The Scott case centered on a breach of contract claim brought by a Merck employee who was terminated after reporting her direct supervisor to the company’s Office of Ethics. The employee asserted that her termination violated Merck policy which stated that an employee could not be terminated for raising good faith concerns. Merck countered this claim by referring to the at-will language contained in both the employee’s employment application and Merck’s policies. These at-will provisions emphasized that all employees were at-will and that no company policies or practices were to be construed to alter at-will status.

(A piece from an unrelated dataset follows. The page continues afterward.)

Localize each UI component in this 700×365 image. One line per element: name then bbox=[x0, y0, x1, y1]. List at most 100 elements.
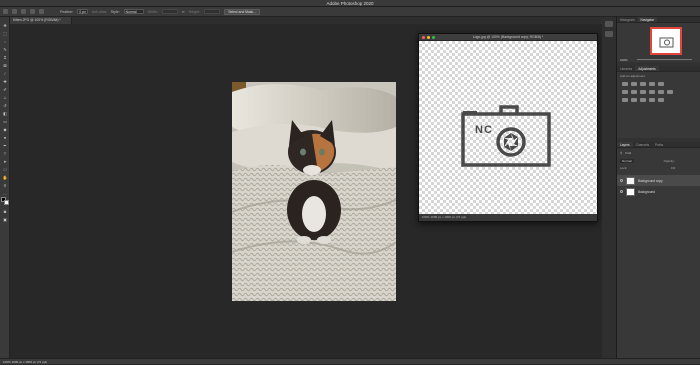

Despite the at-will provisions, the District Court concluded that the non-retaliation policy created an enforceable contract under Maryland law.

The Fourth Circuit overturned the jury verdict, concluding that the District Court had not properly accounted for Merck’s use of clear at-will language. The Court emphasized that, under Maryland law, in order to sustain a breach of contract claim based on an employer’s policy statement, an employee must show both that the policy limited the employer’s ability to terminate the employee AND that the employee justifiably relied on the policy. The Fourth Circuit concluded that the presence of Merck’s clear at-will language precluded the employee from proving justifiable reliance. In rendering its decision, the Fourth Circuit went so far as to state that a clear at-will disclaimer will render moot “any claim that the employer’s discretion was otherwise limited by a policy statement.”

A recent series of cases and statements by the National Labor Relations Board (NLRB) have suggested that overly restrictive “at-will” language, particularly those that do not leave room for any modifications to at-will status, may run afoul of the National Labor Relations Act (NLRA) (see our earlier blog post for more on the NLRB’s actions). This has caused some employers to wonder whether at-will provisions are more trouble than they are worth.

The Scott decision, however, offers a persuasive answer to this question. Until there is further guidance from the NLRB, employers would be well advised to continue to use at-will language in their applications, employment handbooks and policy documents. Pursuant to the NLRB’s current position, employers should not simply state that at will status “cannot be modified.” At-will provisions should, instead, contain language that at-will status “can be modified provided it is done so in writing signed by the President.” By utilizing carefully drafted at-will provisions, employers can likely avoid NLRB scrutiny while continuing to ensure that their policies will not be construed to impose contractual obligations on them.